Posted: Thu Jun 13, 2019 1:49 pm
by vaprovo
Full sun probably would heat it up too much. What I have always done is use test tubes with distilled water, and put them in a window that receives partial sun throughout the day as to not heat them up too much.
My distilled water reads as 0 when tested also, not sure if a ppm reading of 47 would make a difference or not.

Personally if I had past success in LFSM, but no luck with the water method I would just stay with that.

Hope this helps a little.

Re: Airborne water contamination?

Posted: Thu Jun 13, 2019 3:30 pm
by CarnivoresUnite
Curious.. my Tracyi I was trying to propagate also with the Florida Red was my first "loss" so I'm wondering if they are a bit more sensitive.. The Florida Reds have seemed to recover and still waiting on sprouts of some sort.

47 PPM is on the high end, so perhaps a little too close to the red line of 50PPM? Just a thought..

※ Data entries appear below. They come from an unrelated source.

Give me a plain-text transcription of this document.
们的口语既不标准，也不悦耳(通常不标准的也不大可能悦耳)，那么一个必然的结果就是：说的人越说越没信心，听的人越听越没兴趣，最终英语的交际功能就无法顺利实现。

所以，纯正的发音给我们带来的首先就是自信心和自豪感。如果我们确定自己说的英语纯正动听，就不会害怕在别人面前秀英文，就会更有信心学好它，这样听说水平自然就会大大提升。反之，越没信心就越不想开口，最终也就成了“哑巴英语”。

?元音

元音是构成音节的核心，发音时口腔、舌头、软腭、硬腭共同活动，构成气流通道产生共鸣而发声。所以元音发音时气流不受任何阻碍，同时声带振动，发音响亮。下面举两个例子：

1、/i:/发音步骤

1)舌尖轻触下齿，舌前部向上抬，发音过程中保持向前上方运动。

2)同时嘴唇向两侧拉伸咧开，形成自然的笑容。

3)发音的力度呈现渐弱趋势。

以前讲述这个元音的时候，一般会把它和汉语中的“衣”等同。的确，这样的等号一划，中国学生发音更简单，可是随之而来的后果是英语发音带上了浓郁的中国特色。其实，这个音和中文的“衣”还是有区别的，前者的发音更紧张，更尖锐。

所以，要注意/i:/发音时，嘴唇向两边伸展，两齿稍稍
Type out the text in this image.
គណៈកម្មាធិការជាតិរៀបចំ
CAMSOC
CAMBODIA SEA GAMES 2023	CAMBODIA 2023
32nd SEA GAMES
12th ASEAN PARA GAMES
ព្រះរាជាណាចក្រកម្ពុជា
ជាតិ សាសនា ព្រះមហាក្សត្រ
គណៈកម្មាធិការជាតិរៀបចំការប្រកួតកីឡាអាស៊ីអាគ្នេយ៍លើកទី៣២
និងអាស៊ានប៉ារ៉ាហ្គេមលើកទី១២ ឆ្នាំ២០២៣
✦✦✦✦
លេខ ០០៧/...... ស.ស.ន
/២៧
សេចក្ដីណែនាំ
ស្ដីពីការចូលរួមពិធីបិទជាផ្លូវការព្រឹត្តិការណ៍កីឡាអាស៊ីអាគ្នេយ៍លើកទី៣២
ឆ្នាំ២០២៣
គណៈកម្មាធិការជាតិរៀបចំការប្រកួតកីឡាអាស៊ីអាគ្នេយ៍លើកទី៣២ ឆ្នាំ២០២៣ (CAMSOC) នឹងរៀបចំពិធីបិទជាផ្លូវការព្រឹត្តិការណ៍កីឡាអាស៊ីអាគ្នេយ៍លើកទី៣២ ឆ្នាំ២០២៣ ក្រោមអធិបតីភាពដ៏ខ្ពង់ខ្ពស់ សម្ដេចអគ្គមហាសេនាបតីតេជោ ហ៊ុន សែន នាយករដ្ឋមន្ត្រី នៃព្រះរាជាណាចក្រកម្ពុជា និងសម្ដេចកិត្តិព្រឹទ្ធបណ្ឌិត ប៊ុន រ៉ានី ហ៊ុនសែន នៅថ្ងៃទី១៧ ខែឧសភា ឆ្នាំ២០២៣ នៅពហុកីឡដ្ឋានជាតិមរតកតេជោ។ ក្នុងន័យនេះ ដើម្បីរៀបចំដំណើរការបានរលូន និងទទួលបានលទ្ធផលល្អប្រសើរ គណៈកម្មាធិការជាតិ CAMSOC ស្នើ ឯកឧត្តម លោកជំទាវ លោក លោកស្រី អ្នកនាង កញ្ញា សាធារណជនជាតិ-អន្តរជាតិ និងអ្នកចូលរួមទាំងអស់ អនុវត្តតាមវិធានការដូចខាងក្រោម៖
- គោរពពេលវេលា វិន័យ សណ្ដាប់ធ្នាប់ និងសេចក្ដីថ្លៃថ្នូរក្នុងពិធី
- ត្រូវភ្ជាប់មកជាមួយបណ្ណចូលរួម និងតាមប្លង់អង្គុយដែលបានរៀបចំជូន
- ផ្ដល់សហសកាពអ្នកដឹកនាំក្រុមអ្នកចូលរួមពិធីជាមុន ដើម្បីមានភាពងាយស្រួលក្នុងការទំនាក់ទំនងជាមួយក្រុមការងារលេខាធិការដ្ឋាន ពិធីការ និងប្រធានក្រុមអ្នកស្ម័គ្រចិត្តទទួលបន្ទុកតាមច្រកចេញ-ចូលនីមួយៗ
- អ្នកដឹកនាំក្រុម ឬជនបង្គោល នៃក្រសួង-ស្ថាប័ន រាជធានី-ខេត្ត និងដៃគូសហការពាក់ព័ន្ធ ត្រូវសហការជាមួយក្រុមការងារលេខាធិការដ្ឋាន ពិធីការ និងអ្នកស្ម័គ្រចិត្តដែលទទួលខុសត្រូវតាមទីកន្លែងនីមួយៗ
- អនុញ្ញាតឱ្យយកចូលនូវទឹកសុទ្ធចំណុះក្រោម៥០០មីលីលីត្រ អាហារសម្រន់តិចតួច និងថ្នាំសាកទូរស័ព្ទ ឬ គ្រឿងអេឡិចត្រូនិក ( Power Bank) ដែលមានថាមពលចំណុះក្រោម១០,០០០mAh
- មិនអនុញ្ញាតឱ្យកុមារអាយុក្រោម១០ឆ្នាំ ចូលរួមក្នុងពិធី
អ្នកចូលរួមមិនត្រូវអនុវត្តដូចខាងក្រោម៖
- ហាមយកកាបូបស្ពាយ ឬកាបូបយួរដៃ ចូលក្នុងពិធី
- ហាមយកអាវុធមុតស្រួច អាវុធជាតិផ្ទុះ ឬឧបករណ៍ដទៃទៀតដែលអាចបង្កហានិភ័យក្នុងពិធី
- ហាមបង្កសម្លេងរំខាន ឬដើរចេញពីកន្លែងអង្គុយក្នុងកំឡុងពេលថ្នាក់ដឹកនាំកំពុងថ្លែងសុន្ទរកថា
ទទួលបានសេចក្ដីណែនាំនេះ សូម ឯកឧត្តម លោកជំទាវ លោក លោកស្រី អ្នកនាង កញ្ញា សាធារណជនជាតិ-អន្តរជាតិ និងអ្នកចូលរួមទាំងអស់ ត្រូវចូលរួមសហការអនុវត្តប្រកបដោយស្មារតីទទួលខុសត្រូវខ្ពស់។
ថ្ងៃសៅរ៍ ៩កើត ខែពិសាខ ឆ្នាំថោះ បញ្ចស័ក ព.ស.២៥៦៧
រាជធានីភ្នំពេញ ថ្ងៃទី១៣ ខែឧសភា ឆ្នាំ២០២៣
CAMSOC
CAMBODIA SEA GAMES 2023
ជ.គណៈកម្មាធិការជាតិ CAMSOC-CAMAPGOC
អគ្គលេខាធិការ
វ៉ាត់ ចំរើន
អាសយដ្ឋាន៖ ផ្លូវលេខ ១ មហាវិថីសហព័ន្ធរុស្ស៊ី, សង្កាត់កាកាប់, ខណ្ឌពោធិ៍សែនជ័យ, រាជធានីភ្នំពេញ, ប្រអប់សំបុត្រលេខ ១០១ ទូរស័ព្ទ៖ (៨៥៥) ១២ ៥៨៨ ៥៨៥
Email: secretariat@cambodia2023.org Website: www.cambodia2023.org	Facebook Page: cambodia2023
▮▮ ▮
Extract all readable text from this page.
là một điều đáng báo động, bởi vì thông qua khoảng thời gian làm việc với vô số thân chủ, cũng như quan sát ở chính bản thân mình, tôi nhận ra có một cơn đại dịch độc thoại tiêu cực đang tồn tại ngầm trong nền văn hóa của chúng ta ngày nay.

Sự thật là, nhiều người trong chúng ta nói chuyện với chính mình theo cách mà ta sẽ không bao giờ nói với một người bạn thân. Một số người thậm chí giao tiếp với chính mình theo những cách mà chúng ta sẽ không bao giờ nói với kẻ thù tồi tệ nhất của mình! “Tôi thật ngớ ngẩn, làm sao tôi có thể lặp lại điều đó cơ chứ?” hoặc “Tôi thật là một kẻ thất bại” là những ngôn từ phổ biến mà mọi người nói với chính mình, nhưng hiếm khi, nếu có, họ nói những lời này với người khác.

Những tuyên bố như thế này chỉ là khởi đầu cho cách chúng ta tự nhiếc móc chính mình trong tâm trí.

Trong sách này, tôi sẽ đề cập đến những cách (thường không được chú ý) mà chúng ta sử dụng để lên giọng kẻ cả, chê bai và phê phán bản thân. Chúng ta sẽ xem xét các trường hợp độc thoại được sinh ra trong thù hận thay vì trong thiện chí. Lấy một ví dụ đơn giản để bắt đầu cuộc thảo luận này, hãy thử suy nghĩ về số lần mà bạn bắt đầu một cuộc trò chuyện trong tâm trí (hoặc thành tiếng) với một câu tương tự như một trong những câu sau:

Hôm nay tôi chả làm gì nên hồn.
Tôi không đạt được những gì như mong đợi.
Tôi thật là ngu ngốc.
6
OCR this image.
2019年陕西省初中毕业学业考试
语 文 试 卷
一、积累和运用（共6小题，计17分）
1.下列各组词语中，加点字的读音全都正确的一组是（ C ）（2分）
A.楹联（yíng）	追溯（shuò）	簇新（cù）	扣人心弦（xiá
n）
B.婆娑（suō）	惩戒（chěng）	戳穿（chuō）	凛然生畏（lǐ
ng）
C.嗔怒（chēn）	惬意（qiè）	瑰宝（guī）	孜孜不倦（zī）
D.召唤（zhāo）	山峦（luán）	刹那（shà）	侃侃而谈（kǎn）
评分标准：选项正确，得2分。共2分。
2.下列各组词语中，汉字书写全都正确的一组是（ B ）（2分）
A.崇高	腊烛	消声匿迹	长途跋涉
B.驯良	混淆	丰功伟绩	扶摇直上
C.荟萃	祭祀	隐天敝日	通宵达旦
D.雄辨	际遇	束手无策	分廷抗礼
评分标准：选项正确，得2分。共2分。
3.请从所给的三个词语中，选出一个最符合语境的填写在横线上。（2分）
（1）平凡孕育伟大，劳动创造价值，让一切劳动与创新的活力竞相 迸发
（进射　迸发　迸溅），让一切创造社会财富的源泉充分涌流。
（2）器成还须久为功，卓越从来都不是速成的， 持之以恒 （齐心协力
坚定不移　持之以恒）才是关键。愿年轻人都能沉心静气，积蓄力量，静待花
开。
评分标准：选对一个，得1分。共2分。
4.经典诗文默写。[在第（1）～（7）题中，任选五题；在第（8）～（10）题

Re: Airborne water contamination?

Posted: Thu Jun 13, 2019 9:29 pm
by vaprovo
Just a funny side note. I had put down leaves of Drosera natilensis in a test tube. They germinated and I had totally forgot about them for more than a year. By that time they had just been sitting in room lighting which wasn't much. I went to look just for the heck of it and the little plants were still alive in there!